Literary Study

On Stories — C.S. Lewis

on stories cs lewisI’ve been thinking about the title essay of this collection. In it, C.S. Lewis ponders what we’re really after in our reading, and takes issue with the notion that there is a certain class of literature that we read purely for the excitement and suspense. He contends that the thrills of high-action, suspenseful stories can be a distraction from what we really love about them: their ability to convey us to other worlds.

The best stories, for Lewis, are not merely plot-driven, but lay out some experience and setting accessible only through art:

To be stories at all they must be series of events: but it must be understood that this series — the plot, as we call it — is only really a net whereby to catch something else. The real theme may be, and perhaps usually is, something that has no sequence in it, something other than a process and much more like a state or quality.

I can’t help but think of Wendell Berry’s increasingly popular fictional world of Port William. Do people return to these stories again and again to find out what happens next — or for the experience of seeing the world from within the “Port William membership”? I doubt that anyone would dispute that it’s the latter.

How about Lewis’s own fictional world of Narnia? The plots of these books certainly have their share of excitement. But I think many readers fell in love with the series not just for the adventures, but for the place itself. Laura Miller writes about this.

The Little House books come to mind, and The Wilder Life as a testimony to one woman’s effort to enter literally into the experience the books create. Or Middle Earth. Or Barchester. There are so many great fictional places, each with their own “state or quality,” and when we read we have a leg in the literal and literary worlds. It’s interesting to think of both the reading and writing of such alternative realities in terms of Lewis’s provocative statement that “In life and art both, as it seems to me, we are always trying to catch in our net of successive moments something that is not successive.”

2 Comments

  • Barbara H.

    I’m finally getting a chance this week to catch up with my Feedly list. :-)
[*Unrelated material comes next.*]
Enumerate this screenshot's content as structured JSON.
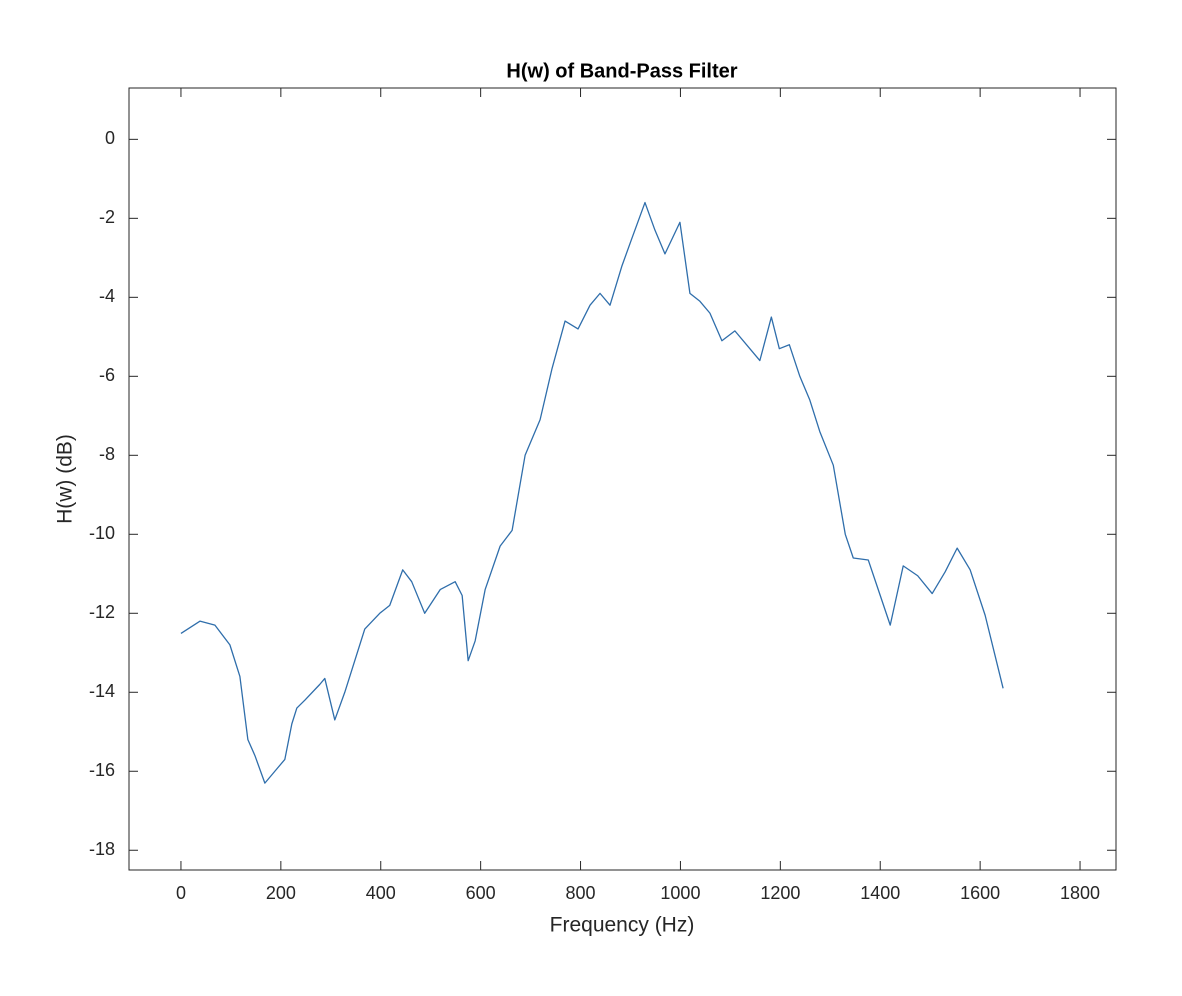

    I think there are some books whose main interest is plot and “what happens next” – there’s not much sense of “place” in them. Though I enjoy those sometimes, I rarely reread or treasure them like I do the ones you’ve listed (though I still haven’t read Wendell Berry yet). Jan Karon’s Mitford books have that same feeling – you really wish there was a Mitford and a Father Tim and so one, and can almost picture the people in your mind.